= New York Women's Agenda =

The New York Women’s Agenda (NYWA) is an umbrella organization of women's groups in the New York City metropolitan area. Its membership consists of both nonprofit women's organizations and individuals.

==About NYWA==

Founded in 1992 by Elinor Guggenheimer, NYWA is a nonprofit organization dedicated to bettering the lives of women and children of New York.

NYWA's members represent the diversity of New York City and include community-based groups; religious, ethnic, and political groups; professional associations; and issues-based groups. Through NYWA, these groups unite to work on issues of common interest and to advocate for public policy.

==Agendas==

NYWA is involved in various activities which focus on a broad range of public policy issues that affect the quality of life of women and their families. These are grouped into three main areas, or "agendas" that are the focus of NYWA's work each year.

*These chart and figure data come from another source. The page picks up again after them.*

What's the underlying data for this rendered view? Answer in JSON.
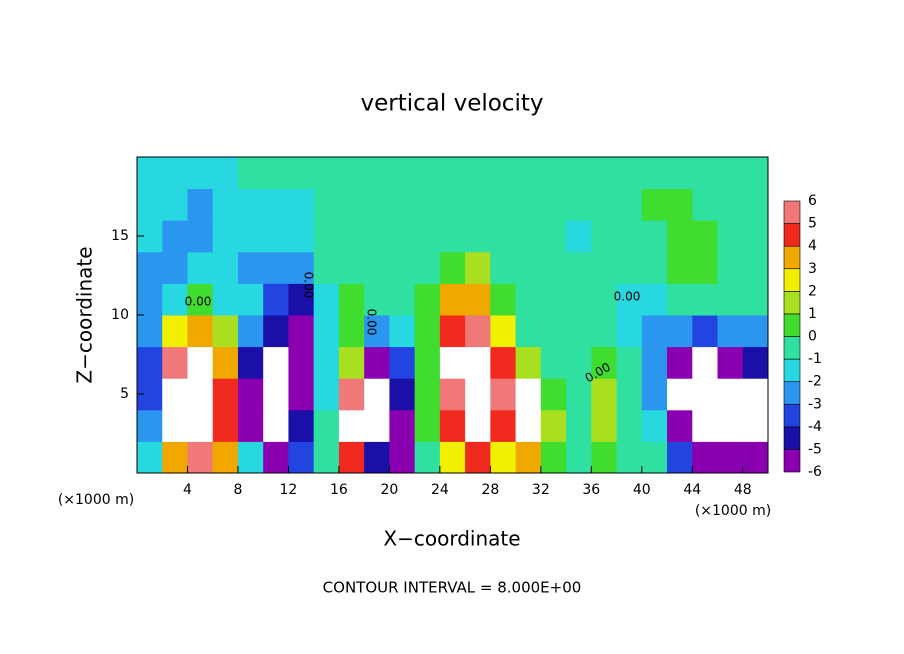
{
  "chart_data": {
    "type": "contour",
    "title": "vertical velocity",
    "x_label": "X−coordinate",
    "y_label": "Z−coordinate",
    "x_unit": "(×1000 m)",
    "y_unit": "(×1000 m)",
    "footnote": "CONTOUR INTERVAL = 8.000E+00",
    "contour_labels": [
      "0.00",
      "0.00",
      "0.00",
      "0.00",
      "0.00"
    ],
    "xlim": [
      0,
      50
    ],
    "ylim": [
      0,
      20
    ],
    "xticks": [
      4,
      8,
      12,
      16,
      20,
      24,
      28,
      32,
      36,
      40,
      44,
      48
    ],
    "yticks": [
      5,
      10,
      15
    ],
    "x": [
      1,
      3,
      5,
      7,
      9,
      11,
      13,
      15,
      17,
      19,
      21,
      23,
      25,
      27,
      29,
      31,
      33,
      35,
      37,
      39,
      41,
      43,
      45,
      47,
      49
    ],
    "y": [
      1,
      3,
      5,
      7,
      9,
      11,
      13,
      15,
      17,
      19
    ],
    "values": [
      [
        -1,
        4,
        6,
        4,
        -1,
        -5,
        -3,
        0,
        5,
        -4,
        -6,
        0,
        3,
        5,
        3,
        4,
        1,
        0,
        1,
        0,
        0,
        -3,
        -6,
        -6,
        -5
      ],
      [
        -2,
        9,
        12,
        5,
        -5,
        -9,
        -4,
        0,
        8,
        -9,
        -5,
        1,
        5,
        10,
        5,
        9,
        2,
        0,
        2,
        0,
        -1,
        -5,
        -9,
        -8,
        -9
      ],
      [
        -3,
        8,
        12,
        5,
        -6,
        -10,
        -5,
        -1,
        6,
        -9,
        -4,
        1,
        6,
        12,
        6,
        7,
        1,
        0,
        2,
        0,
        -2,
        -7,
        -10,
        -7,
        -9
      ],
      [
        -3,
        6,
        9,
        4,
        -4,
        -7,
        -6,
        -1,
        2,
        -5,
        -3,
        1,
        8,
        10,
        5,
        2,
        0,
        0,
        1,
        0,
        -2,
        -5,
        -7,
        -5,
        -4
      ],
      [
        -2,
        3,
        4,
        2,
        -2,
        -4,
        -5,
        -1,
        1,
        -2,
        -1,
        1,
        5,
        6,
        3,
        0,
        0,
        0,
        0,
        -1,
        -2,
        -2,
        -3,
        -2,
        -2
      ],
      [
        -2,
        -1,
        1,
        -1,
        -1,
        -3,
        -4,
        -1,
        1,
        0,
        0,
        1,
        4,
        4,
        1,
        0,
        0,
        0,
        0,
        -1,
        -1,
        0,
        0,
        0,
        0
      ],
      [
        -2,
        -2,
        -1,
        -1,
        -2,
        -2,
        -2,
        0,
        0,
        0,
        0,
        0,
        1,
        2,
        0,
        0,
        0,
        0,
        0,
        0,
        0,
        1,
        1,
        0,
        0
      ],
      [
        -1,
        -2,
        -2,
        -1,
        -1,
        -1,
        -1,
        0,
        0,
        0,
        0,
        0,
        0,
        0,
        0,
        0,
        0,
        -1,
        0,
        0,
        0,
        1,
        1,
        0,
        0
      ],
      [
        -1,
        -1,
        -2,
        -1,
        -1,
        -1,
        -1,
        0,
        0,
        0,
        0,
        0,
        0,
        0,
        0,
        0,
        0,
        0,
        0,
        0,
        1,
        1,
        0,
        0,
        0
      ],
      [
        -1,
        -1,
        -1,
        -1,
        0,
        0,
        0,
        0,
        0,
        0,
        0,
        0,
        0,
        0,
        0,
        0,
        0,
        0,
        0,
        0,
        0,
        0,
        0,
        0,
        0
      ]
    ],
    "colorbar_ticks": [
      -6,
      -5,
      -4,
      -3,
      -2,
      -1,
      0,
      1,
      2,
      3,
      4,
      5,
      6
    ],
    "colors": [
      "#8a00b0",
      "#1a10a8",
      "#2244e0",
      "#2a96f0",
      "#28d8e0",
      "#30e0a0",
      "#40dc30",
      "#a8e020",
      "#f0f000",
      "#f0a800",
      "#f02a1e",
      "#f07878"
    ],
    "out_of_range_color": "#ffffff"
  }
}
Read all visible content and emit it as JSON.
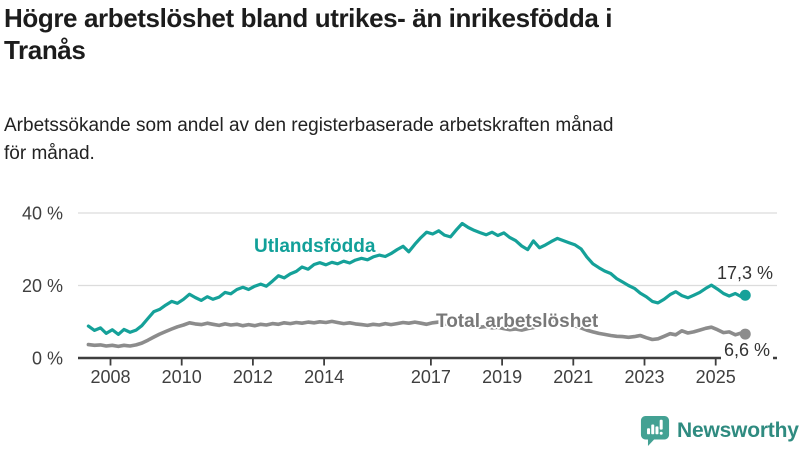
{
  "header": {
    "title_lines": [
      "Högre arbetslöshet bland utrikes- än inrikesfödda i",
      "Tranås"
    ],
    "subtitle_lines": [
      "Arbetssökande som andel av den registerbaserade arbetskraften månad",
      "för månad."
    ]
  },
  "chart_data": {
    "type": "line",
    "title": "Högre arbetslöshet bland utrikes- än inrikesfödda i Tranås",
    "subtitle": "Arbetssökande som andel av den registerbaserade arbetskraften månad för månad.",
    "unit": "%",
    "grid": "horizontal",
    "legend_position": "inline-labels",
    "ylim": [
      0,
      44
    ],
    "y_ticks": [
      {
        "value": 0,
        "label": "0 %"
      },
      {
        "value": 20,
        "label": "20 %"
      },
      {
        "value": 40,
        "label": "40 %"
      }
    ],
    "x_ticks": [
      {
        "value": 2008,
        "label": "2008"
      },
      {
        "value": 2010,
        "label": "2010"
      },
      {
        "value": 2012,
        "label": "2012"
      },
      {
        "value": 2014,
        "label": "2014"
      },
      {
        "value": 2017,
        "label": "2017"
      },
      {
        "value": 2019,
        "label": "2019"
      },
      {
        "value": 2021,
        "label": "2021"
      },
      {
        "value": 2023,
        "label": "2023"
      },
      {
        "value": 2025,
        "label": "2025"
      }
    ],
    "series": [
      {
        "name": "Utlandsfödda",
        "color": "#15a199",
        "label_color": "#11a099",
        "end_label": "17,3 %",
        "end_value": 17.3,
        "points": [
          [
            2007.38,
            8.8
          ],
          [
            2007.55,
            7.6
          ],
          [
            2007.72,
            8.3
          ],
          [
            2007.88,
            6.8
          ],
          [
            2008.05,
            7.8
          ],
          [
            2008.22,
            6.5
          ],
          [
            2008.38,
            7.9
          ],
          [
            2008.55,
            7.1
          ],
          [
            2008.72,
            7.7
          ],
          [
            2008.88,
            8.9
          ],
          [
            2009.05,
            10.9
          ],
          [
            2009.22,
            12.8
          ],
          [
            2009.38,
            13.4
          ],
          [
            2009.55,
            14.6
          ],
          [
            2009.72,
            15.6
          ],
          [
            2009.88,
            15.1
          ],
          [
            2010.05,
            16.2
          ],
          [
            2010.22,
            17.6
          ],
          [
            2010.38,
            16.7
          ],
          [
            2010.55,
            15.9
          ],
          [
            2010.72,
            16.9
          ],
          [
            2010.88,
            16.2
          ],
          [
            2011.05,
            16.8
          ],
          [
            2011.22,
            18.1
          ],
          [
            2011.38,
            17.7
          ],
          [
            2011.55,
            18.9
          ],
          [
            2011.72,
            19.5
          ],
          [
            2011.88,
            18.9
          ],
          [
            2012.05,
            19.8
          ],
          [
            2012.22,
            20.4
          ],
          [
            2012.38,
            19.8
          ],
          [
            2012.55,
            21.2
          ],
          [
            2012.72,
            22.7
          ],
          [
            2012.88,
            22.1
          ],
          [
            2013.05,
            23.2
          ],
          [
            2013.22,
            23.9
          ],
          [
            2013.38,
            25.1
          ],
          [
            2013.55,
            24.5
          ],
          [
            2013.72,
            25.8
          ],
          [
            2013.88,
            26.3
          ],
          [
            2014.05,
            25.7
          ],
          [
            2014.22,
            26.4
          ],
          [
            2014.38,
            26.0
          ],
          [
            2014.55,
            26.7
          ],
          [
            2014.72,
            26.2
          ],
          [
            2014.88,
            27.0
          ],
          [
            2015.05,
            27.5
          ],
          [
            2015.22,
            27.1
          ],
          [
            2015.38,
            27.9
          ],
          [
            2015.55,
            28.4
          ],
          [
            2015.72,
            28.0
          ],
          [
            2015.88,
            28.8
          ],
          [
            2016.05,
            29.9
          ],
          [
            2016.22,
            30.8
          ],
          [
            2016.38,
            29.3
          ],
          [
            2016.55,
            31.4
          ],
          [
            2016.72,
            33.2
          ],
          [
            2016.88,
            34.7
          ],
          [
            2017.05,
            34.2
          ],
          [
            2017.22,
            35.1
          ],
          [
            2017.38,
            33.9
          ],
          [
            2017.55,
            33.4
          ],
          [
            2017.72,
            35.4
          ],
          [
            2017.88,
            37.1
          ],
          [
            2018.05,
            36.0
          ],
          [
            2018.22,
            35.2
          ],
          [
            2018.38,
            34.6
          ],
          [
            2018.55,
            34.0
          ],
          [
            2018.72,
            34.7
          ],
          [
            2018.88,
            33.8
          ],
          [
            2019.05,
            34.5
          ],
          [
            2019.22,
            33.2
          ],
          [
            2019.38,
            32.4
          ],
          [
            2019.55,
            30.9
          ],
          [
            2019.72,
            29.9
          ],
          [
            2019.88,
            32.3
          ],
          [
            2020.05,
            30.4
          ],
          [
            2020.22,
            31.2
          ],
          [
            2020.38,
            32.1
          ],
          [
            2020.55,
            33.0
          ],
          [
            2020.72,
            32.4
          ],
          [
            2020.88,
            31.8
          ],
          [
            2021.05,
            31.2
          ],
          [
            2021.22,
            30.1
          ],
          [
            2021.38,
            27.9
          ],
          [
            2021.55,
            26.0
          ],
          [
            2021.72,
            24.9
          ],
          [
            2021.88,
            24.0
          ],
          [
            2022.05,
            23.3
          ],
          [
            2022.22,
            21.9
          ],
          [
            2022.38,
            21.0
          ],
          [
            2022.55,
            20.0
          ],
          [
            2022.72,
            19.2
          ],
          [
            2022.88,
            17.9
          ],
          [
            2023.05,
            16.9
          ],
          [
            2023.22,
            15.6
          ],
          [
            2023.38,
            15.2
          ],
          [
            2023.55,
            16.2
          ],
          [
            2023.72,
            17.5
          ],
          [
            2023.88,
            18.3
          ],
          [
            2024.05,
            17.2
          ],
          [
            2024.22,
            16.6
          ],
          [
            2024.38,
            17.3
          ],
          [
            2024.55,
            18.1
          ],
          [
            2024.72,
            19.2
          ],
          [
            2024.88,
            20.1
          ],
          [
            2025.05,
            19.0
          ],
          [
            2025.22,
            17.8
          ],
          [
            2025.38,
            17.1
          ],
          [
            2025.55,
            17.8
          ],
          [
            2025.72,
            16.9
          ],
          [
            2025.83,
            17.3
          ]
        ]
      },
      {
        "name": "Total arbetslöshet",
        "color": "#8c8c8c",
        "label_color": "#787878",
        "end_label": "6,6 %",
        "end_value": 6.6,
        "points": [
          [
            2007.38,
            3.7
          ],
          [
            2007.55,
            3.5
          ],
          [
            2007.72,
            3.6
          ],
          [
            2007.88,
            3.3
          ],
          [
            2008.05,
            3.5
          ],
          [
            2008.22,
            3.2
          ],
          [
            2008.38,
            3.5
          ],
          [
            2008.55,
            3.3
          ],
          [
            2008.72,
            3.6
          ],
          [
            2008.88,
            4.1
          ],
          [
            2009.05,
            4.9
          ],
          [
            2009.22,
            5.8
          ],
          [
            2009.38,
            6.6
          ],
          [
            2009.55,
            7.3
          ],
          [
            2009.72,
            8.0
          ],
          [
            2009.88,
            8.6
          ],
          [
            2010.05,
            9.1
          ],
          [
            2010.22,
            9.7
          ],
          [
            2010.38,
            9.4
          ],
          [
            2010.55,
            9.2
          ],
          [
            2010.72,
            9.6
          ],
          [
            2010.88,
            9.3
          ],
          [
            2011.05,
            9.0
          ],
          [
            2011.22,
            9.4
          ],
          [
            2011.38,
            9.1
          ],
          [
            2011.55,
            9.3
          ],
          [
            2011.72,
            8.9
          ],
          [
            2011.88,
            9.2
          ],
          [
            2012.05,
            8.9
          ],
          [
            2012.22,
            9.3
          ],
          [
            2012.38,
            9.1
          ],
          [
            2012.55,
            9.5
          ],
          [
            2012.72,
            9.3
          ],
          [
            2012.88,
            9.7
          ],
          [
            2013.05,
            9.5
          ],
          [
            2013.22,
            9.8
          ],
          [
            2013.38,
            9.6
          ],
          [
            2013.55,
            9.9
          ],
          [
            2013.72,
            9.7
          ],
          [
            2013.88,
            10.0
          ],
          [
            2014.05,
            9.8
          ],
          [
            2014.22,
            10.1
          ],
          [
            2014.38,
            9.8
          ],
          [
            2014.55,
            9.5
          ],
          [
            2014.72,
            9.7
          ],
          [
            2014.88,
            9.4
          ],
          [
            2015.05,
            9.2
          ],
          [
            2015.22,
            9.0
          ],
          [
            2015.38,
            9.3
          ],
          [
            2015.55,
            9.1
          ],
          [
            2015.72,
            9.5
          ],
          [
            2015.88,
            9.2
          ],
          [
            2016.05,
            9.5
          ],
          [
            2016.22,
            9.8
          ],
          [
            2016.38,
            9.6
          ],
          [
            2016.55,
            9.9
          ],
          [
            2016.72,
            9.6
          ],
          [
            2016.88,
            9.3
          ],
          [
            2017.05,
            9.7
          ],
          [
            2017.22,
            9.9
          ],
          [
            2017.38,
            9.5
          ],
          [
            2017.55,
            9.2
          ],
          [
            2017.72,
            9.4
          ],
          [
            2017.88,
            9.0
          ],
          [
            2018.05,
            8.7
          ],
          [
            2018.22,
            8.9
          ],
          [
            2018.38,
            8.5
          ],
          [
            2018.55,
            8.7
          ],
          [
            2018.72,
            8.3
          ],
          [
            2018.88,
            8.5
          ],
          [
            2019.05,
            8.1
          ],
          [
            2019.22,
            7.8
          ],
          [
            2019.38,
            8.0
          ],
          [
            2019.55,
            7.7
          ],
          [
            2019.72,
            8.1
          ],
          [
            2019.88,
            8.4
          ],
          [
            2020.05,
            8.9
          ],
          [
            2020.22,
            9.8
          ],
          [
            2020.38,
            10.3
          ],
          [
            2020.55,
            10.5
          ],
          [
            2020.72,
            10.1
          ],
          [
            2020.88,
            9.5
          ],
          [
            2021.05,
            8.9
          ],
          [
            2021.22,
            8.3
          ],
          [
            2021.38,
            7.7
          ],
          [
            2021.55,
            7.2
          ],
          [
            2021.72,
            6.8
          ],
          [
            2021.88,
            6.5
          ],
          [
            2022.05,
            6.2
          ],
          [
            2022.22,
            6.0
          ],
          [
            2022.38,
            5.9
          ],
          [
            2022.55,
            5.7
          ],
          [
            2022.72,
            5.9
          ],
          [
            2022.88,
            6.2
          ],
          [
            2023.05,
            5.6
          ],
          [
            2023.22,
            5.1
          ],
          [
            2023.38,
            5.3
          ],
          [
            2023.55,
            6.0
          ],
          [
            2023.72,
            6.7
          ],
          [
            2023.88,
            6.4
          ],
          [
            2024.05,
            7.5
          ],
          [
            2024.22,
            6.9
          ],
          [
            2024.38,
            7.2
          ],
          [
            2024.55,
            7.7
          ],
          [
            2024.72,
            8.2
          ],
          [
            2024.88,
            8.5
          ],
          [
            2025.05,
            7.8
          ],
          [
            2025.22,
            7.0
          ],
          [
            2025.38,
            7.2
          ],
          [
            2025.55,
            6.4
          ],
          [
            2025.72,
            6.9
          ],
          [
            2025.83,
            6.6
          ]
        ]
      }
    ]
  },
  "branding": {
    "name": "Newsworthy",
    "icon": "bar-chart-speech-bubble-icon",
    "text_color": "#2f8b80",
    "icon_color": "#43a193"
  }
}
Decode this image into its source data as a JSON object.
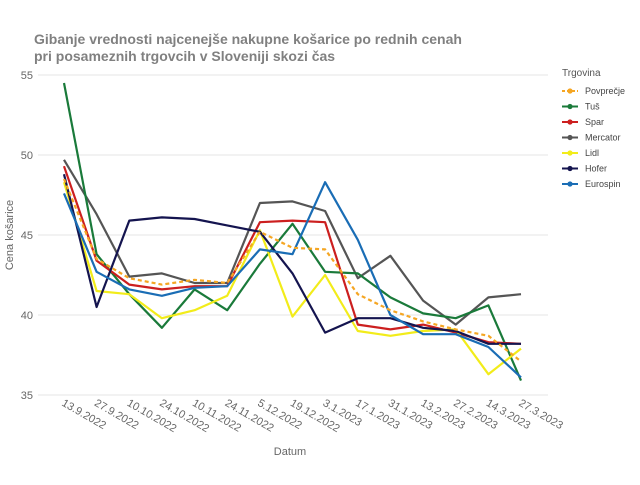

- Governmental Affairs Agenda: Their most recent success was the Fair Pay Forum held at Hunter College in December 2008 featuring Lilly Ledbetter which stimulated passage of the Lilly Ledbetter Fair Pay Act of 2009. "The legislation expanded workers’ rights to sue in this kind of case, and relaxed the statute of limitations, restarting the six-month clock every time the worker receives a paycheck." For the most current information, go to NYWA/EPCNYC BLOG: www.nywaepcnyc.org
- Economic Security Agenda: Most recently, NYWA has developed the Strategic Business Leadership program with the School of Continuing and Professional Studies, New York University, Department of Leadership and Human Capital Management. This program is tailored specifically towards women leaders of profit and nonprofit organizations and government agencies who are looking to improve their leadership skills and increase their organization’s effectiveness. Participants in this program receive an Executive Certificate in Strategic Business Leadership.
- Quality of Life Agenda: focuses on what may improve living conditions for New York women and their families, including affordability of housing, the physical environment, recreation, health, safety, culture, and the sense of community.

==Programs==

- Financial Literacy: Financial literacy was first addressed in 1998 when Muriel Siebert was NYWA president. Now, in conjunction with the Manhattan Chamber of Commerce NYWA created The New York City Financial Literacy Guide for Girls and Women. "Women are in a special need of becoming financially literate. Yet women often do not want to admit their problems in money management. This Guide provides numerous different resources including self-study possibilities as well as workshops, courses and events."
- New York Breaks the Silence Together: This program was begun by Linda Fairstein, former chief of the Manhattan District Attorney's sex crimes unit because, "We lose the victims before the trial...The victims withdraw, choose not to prosecute, some because of fear of reprisal, some because of the psychological feelings involved. The perception has been nationally...that these cases don't do well in the system"
- New York Reads Together: This is the first citywide book discussion project to foster literacy. Supported by the New York City school system and nationally known newscaster Roz Abrams, it is one of NYWA's most successful programs. At its 2005 commencement, Pace University President David A. Caputo honored Roz Abrams's work on this program, "You serve as cochair of the New York Reads Together Program, a program of New York’s Women’s Agenda that aims to foster citywide discussions based on people all reading the same book at the same time."

==Star Breakfast==

In 2008, the Star Breakfast presented the inaugural Elinor Guggenheimer Lifetime Achievement Award to Barbara Walters. Honored speakers were New York City mayor Michael Bloomberg and first lady of New York State Michelle Paterson. In 2009, Gloria Steinem presented this award to Jane Fonda. Michelle Paterson was honored speaker.